From cf718b07d7aa925a1534f7338209041c84c988f9 Mon Sep 17 00:00:00 2001
From: Cade Daniel <edacih@gmail.com>
Date: Fri, 9 Aug 2024 15:14:59 -0700
Subject: [PATCH 1/2] Fix edge case in chunked prefill + block manager v2

---
 tests/core/block/e2e/test_correctness.py | 21 ++++++++++++++++++---
 vllm/core/block/block_table.py           |  6 ++++++
 2 files changed, 24 insertions(+), 3 deletions(-)

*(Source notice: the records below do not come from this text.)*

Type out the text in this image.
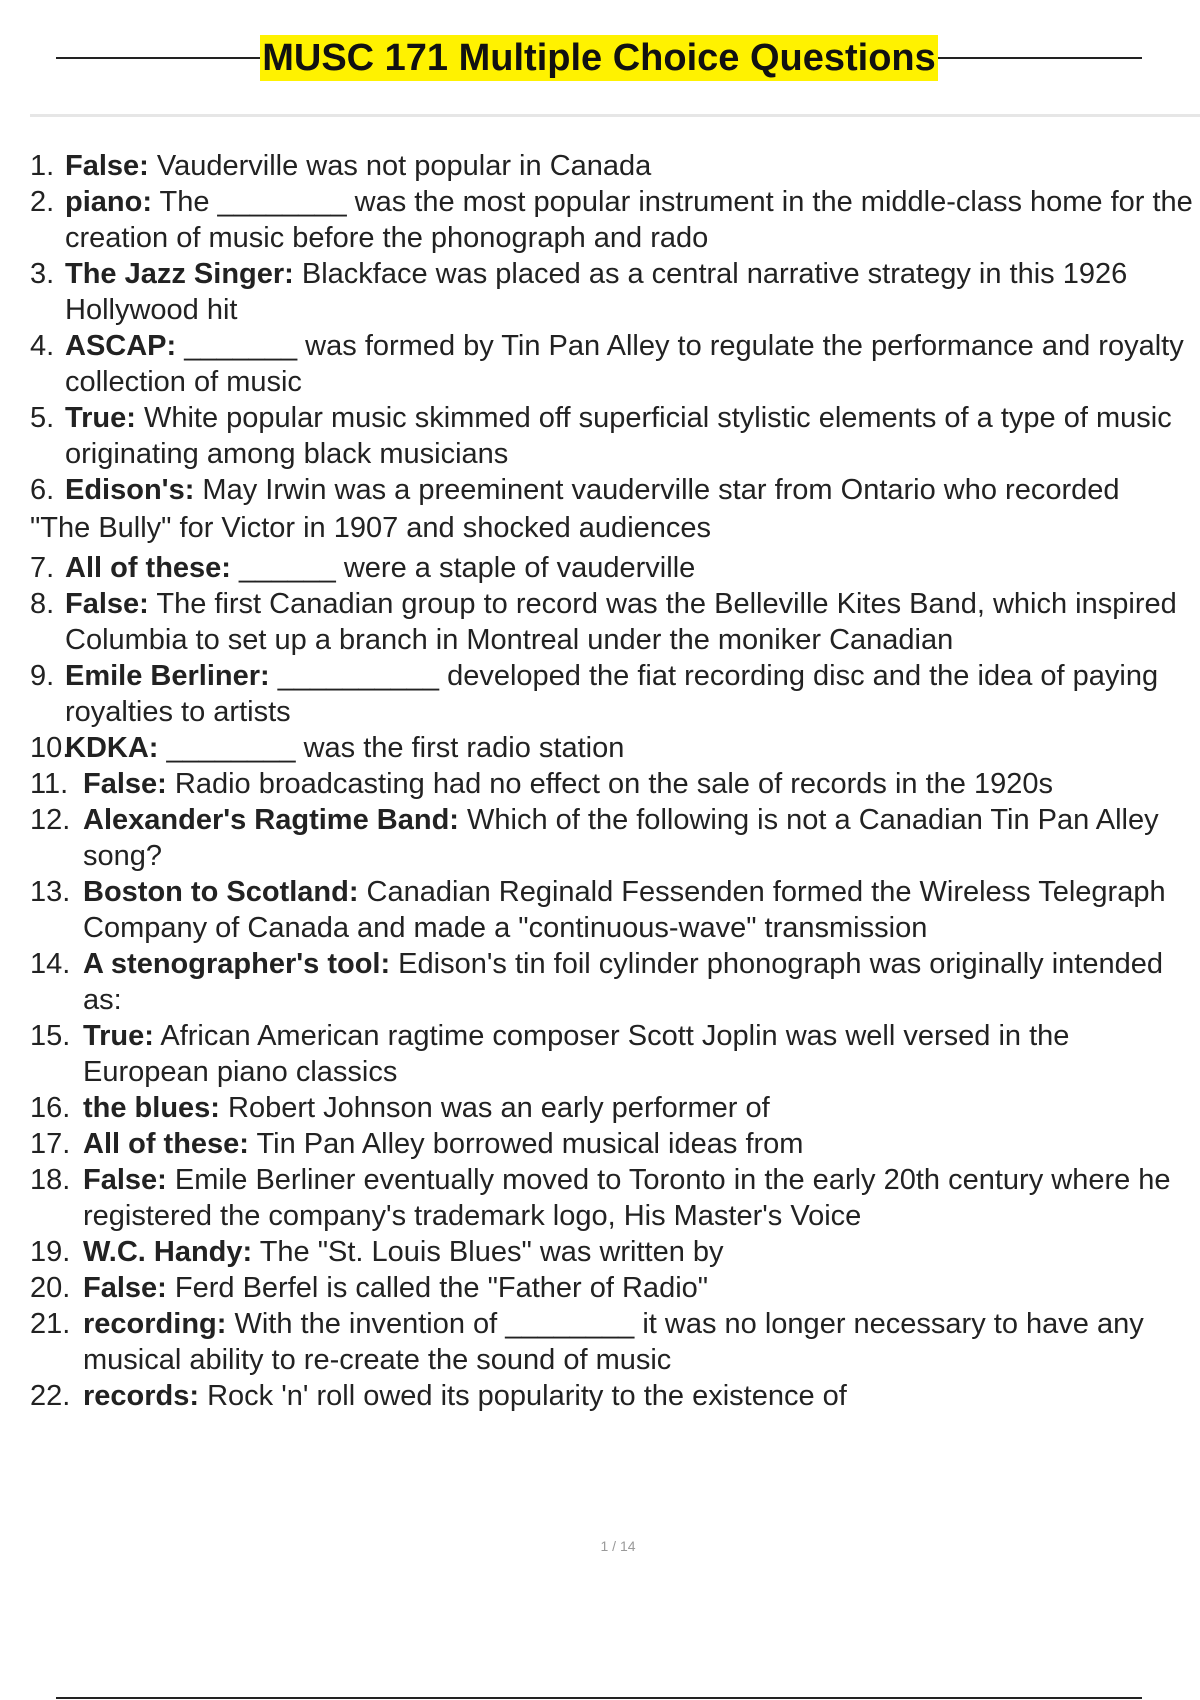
MUSC 171 Multiple Choice Questions
1. False: Vauderville was not popular in Canada
2. piano: The ________ was the most popular instrument in the middle-class home for the creation of music before the phonograph and rado
3. The Jazz Singer: Blackface was placed as a central narrative strategy in this 1926 Hollywood hit
4. ASCAP: _______ was formed by Tin Pan Alley to regulate the performance and royalty collection of music
5. True: White popular music skimmed off superficial stylistic elements of a type of music originating among black musicians
6. Edison's: May Irwin was a preeminent vauderville star from Ontario who recorded
"The Bully" for Victor in 1907 and shocked audiences
7. All of these: ______ were a staple of vauderville
8. False: The first Canadian group to record was the Belleville Kites Band, which inspired Columbia to set up a branch in Montreal under the moniker Canadian
9. Emile Berliner: __________ developed the fiat recording disc and the idea of paying royalties to artists
10.
KDKA: ________ was the first radio station
11. False: Radio broadcasting had no effect on the sale of records in the 1920s
12. Alexander's Ragtime Band: Which of the following is not a Canadian Tin Pan Alley song?
13. Boston to Scotland: Canadian Reginald Fessenden formed the Wireless Telegraph Company of Canada and made a "continuous-wave" transmission
14. A stenographer's tool: Edison's tin foil cylinder phonograph was originally intended as:
15. True: African American ragtime composer Scott Joplin was well versed in the European piano classics
16. the blues: Robert Johnson was an early performer of
17. All of these: Tin Pan Alley borrowed musical ideas from
18. False: Emile Berliner eventually moved to Toronto in the early 20th century where he registered the company's trademark logo, His Master's Voice
19. W.C. Handy: The "St. Louis Blues" was written by
20. False: Ferd Berfel is called the "Father of Radio"
21. recording: With the invention of ________ it was no longer necessary to have any musical ability to re-create the sound of music
22. records: Rock 'n' roll owed its popularity to the existence of
1 / 14
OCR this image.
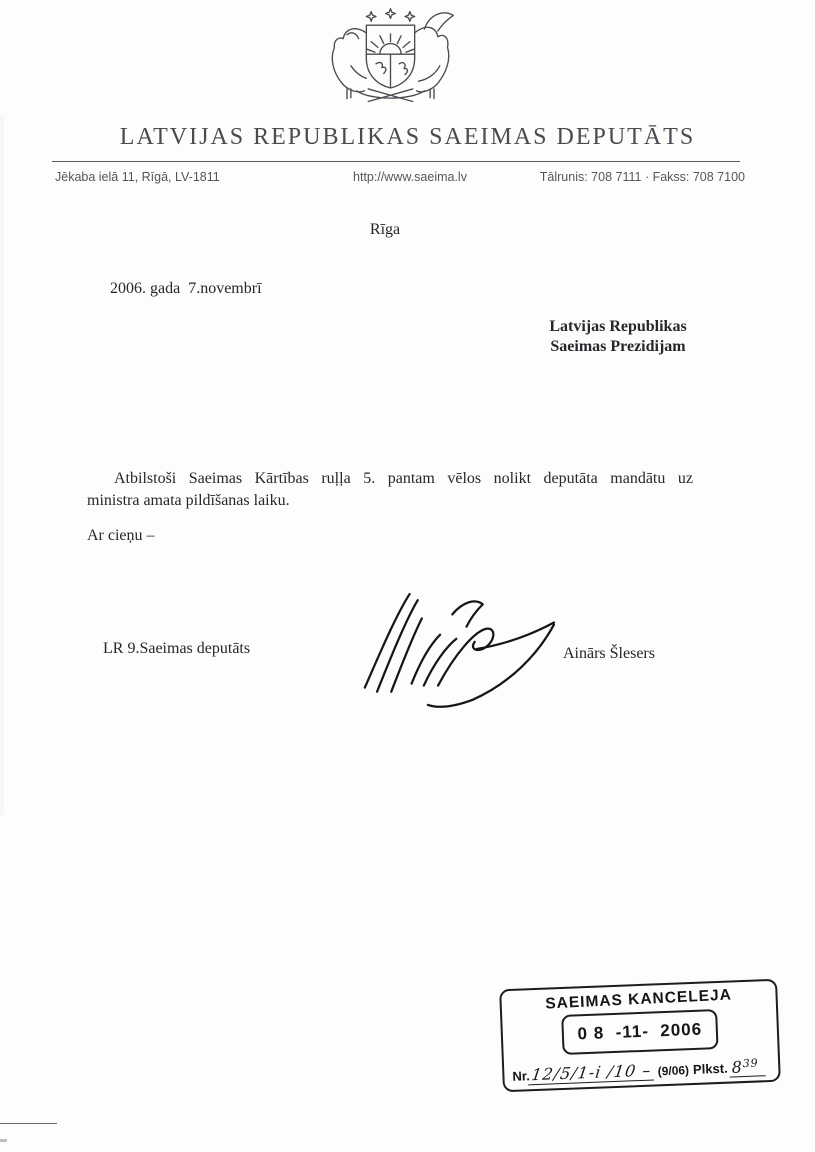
LATVIJAS REPUBLIKAS SAEIMAS DEPUTĀTS
Jēkaba ielā 11, Rīgā, LV-1811	http://www.saeima.lv	Tālrunis: 708 7111 · Fakss: 708 7100
Rīga
2006. gada  7.novembrī
Latvijas Republikas
Saeimas Prezidijam
Atbilstoši Saeimas Kārtības ruļļa 5. pantam vēlos nolikt deputāta mandātu uz
ministra amata pildīšanas laiku.
Ar cieņu –
LR 9.Saeimas deputāts	Ainārs Šlesers
SAEIMAS KANCELEJA
0 8  -11-  2006
Nr. 12/5/1-i /10 – (9/06) Plkst. $8^{39}$
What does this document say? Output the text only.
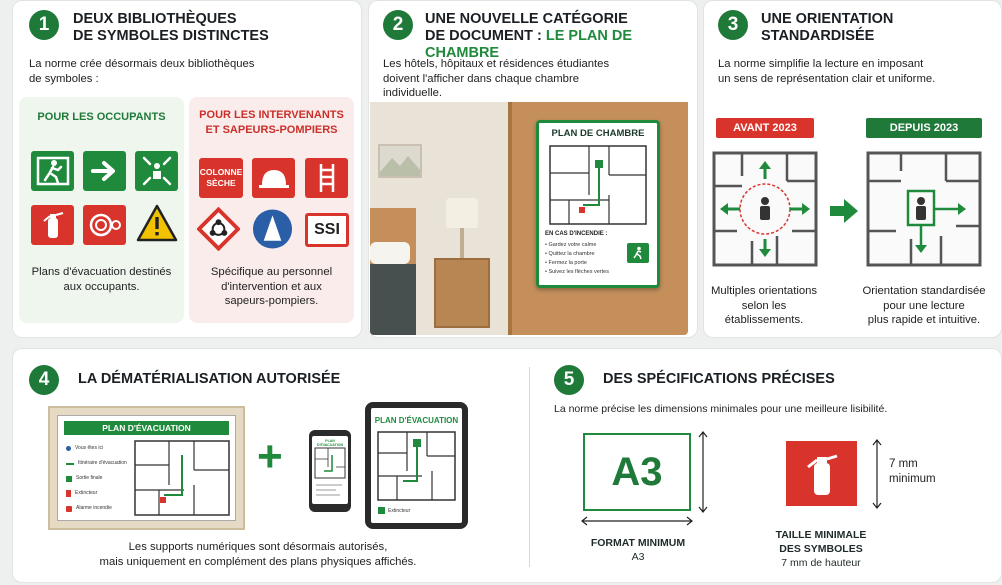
1	DEUX BIBLIOTHÈQUES
DE SYMBOLES DISTINCTES
La norme crée désormais deux bibliothèques
de symboles :
POUR LES OCCUPANTS
Plans d'évacuation destinés
aux occupants.
POUR LES INTERVENANTS
ET SAPEURS-POMPIERS
COLONNE
SÈCHE
SSI
Spécifique au personnel
d'intervention et aux
sapeurs-pompiers.
2	UNE NOUVELLE CATÉGORIE
DE DOCUMENT : LE PLAN DE CHAMBRE
Les hôtels, hôpitaux et résidences étudiantes
doivent l'afficher dans chaque chambre
individuelle.
PLAN DE CHAMBRE
EN CAS D'INCENDIE :
• Gardez votre calme
• Quittez la chambre
• Fermez la porte
• Suivez les flèches vertes
3	UNE ORIENTATION
STANDARDISÉE
La norme simplifie la lecture en imposant
un sens de représentation clair et uniforme.
AVANT 2023	DEPUIS 2023
Multiples orientations
selon les établissements.
Orientation standardisée
pour une lecture
plus rapide et intuitive.
4	LA DÉMATÉRIALISATION AUTORISÉE
PLAN D'ÉVACUATION
Vous êtes ici
Itinéraire d'évacuation
Sortie finale
Extincteur
Alarme incendie
+	PLAN D'ÉVACUATION
PLAN D'ÉVACUATION
Extincteur
Les supports numériques sont désormais autorisés,
mais uniquement en complément des plans physiques affichés.
5	DES SPÉCIFICATIONS PRÉCISES
La norme précise les dimensions minimales pour une meilleure lisibilité.
A3
FORMAT MINIMUM
A3
7 mm
minimum
TAILLE MINIMALE
DES SYMBOLES
7 mm de hauteur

diff --git a/tests/core/block/e2e/test_correctness.py b/tests/core/block/e2e/test_correctness.py
index e0dee43f500a0..b87e0fd26157d 100644
--- a/tests/core/block/e2e/test_correctness.py
+++ b/tests/core/block/e2e/test_correctness.py
@@ -261,11 +261,25 @@ def test_lookahead_greedy_equality_with_preemption(baseline_llm_generator,
             # skip cuda graph creation for fast test.
             "enforce_eager": True,
             "enable_chunked_prefill": True,
-            "max_num_batched_tokens": 2,
-            "max_num_seqs": 2,
         },
     ])
-@pytest.mark.parametrize("per_test_common_llm_kwargs", [{}])
+@pytest.mark.parametrize("per_test_common_llm_kwargs", [
+{
+    "block_size": 8,
+    "max_num_batched_tokens": 2,
+    "max_num_seqs": 2,
+},
+{
+    "block_size": 8,
+    "max_num_batched_tokens": 3,
+    "max_num_seqs": 2,
+},
+{
+    "block_size": 8,
+    "max_num_batched_tokens": 256,
+    "max_num_seqs": 10,
+}
+])
 @pytest.mark.parametrize("baseline_llm_kwargs", [
     {
         "use_v2_block_manager": False,
@@ -294,6 +308,7 @@ def test_chunked_prefill_block_manager_v2(baseline_llm_generator,
     prompts = [
         "Hello, my name is",
         "The president of the United States is",
+        ("1 + " * 50) + " 1 = ", # Longer prompt.
         "The capital of France is",
         "The future of AI is",
     ]
diff --git a/vllm/core/block/block_table.py b/vllm/core/block/block_table.py
index 06b816eb367f5..c002dd1397f96 100644
--- a/vllm/core/block/block_table.py
+++ b/vllm/core/block/block_table.py
@@ -356,7 +356,13 @@ def _chunk_token_blocks_for_append(
         appended to blocks. The first such "token block" may have less token ids
         than the block size, since the last allocated block may be partially
         full.
+
+        If no token ids are provided, then no chunks are returned.
         """
+
+        if not token_ids:
+            return []
+
         first_chunk_size = self._block_size - (self._num_full_slots %
                                                self._block_size)
         token_blocks = [token_ids[:first_chunk_size]]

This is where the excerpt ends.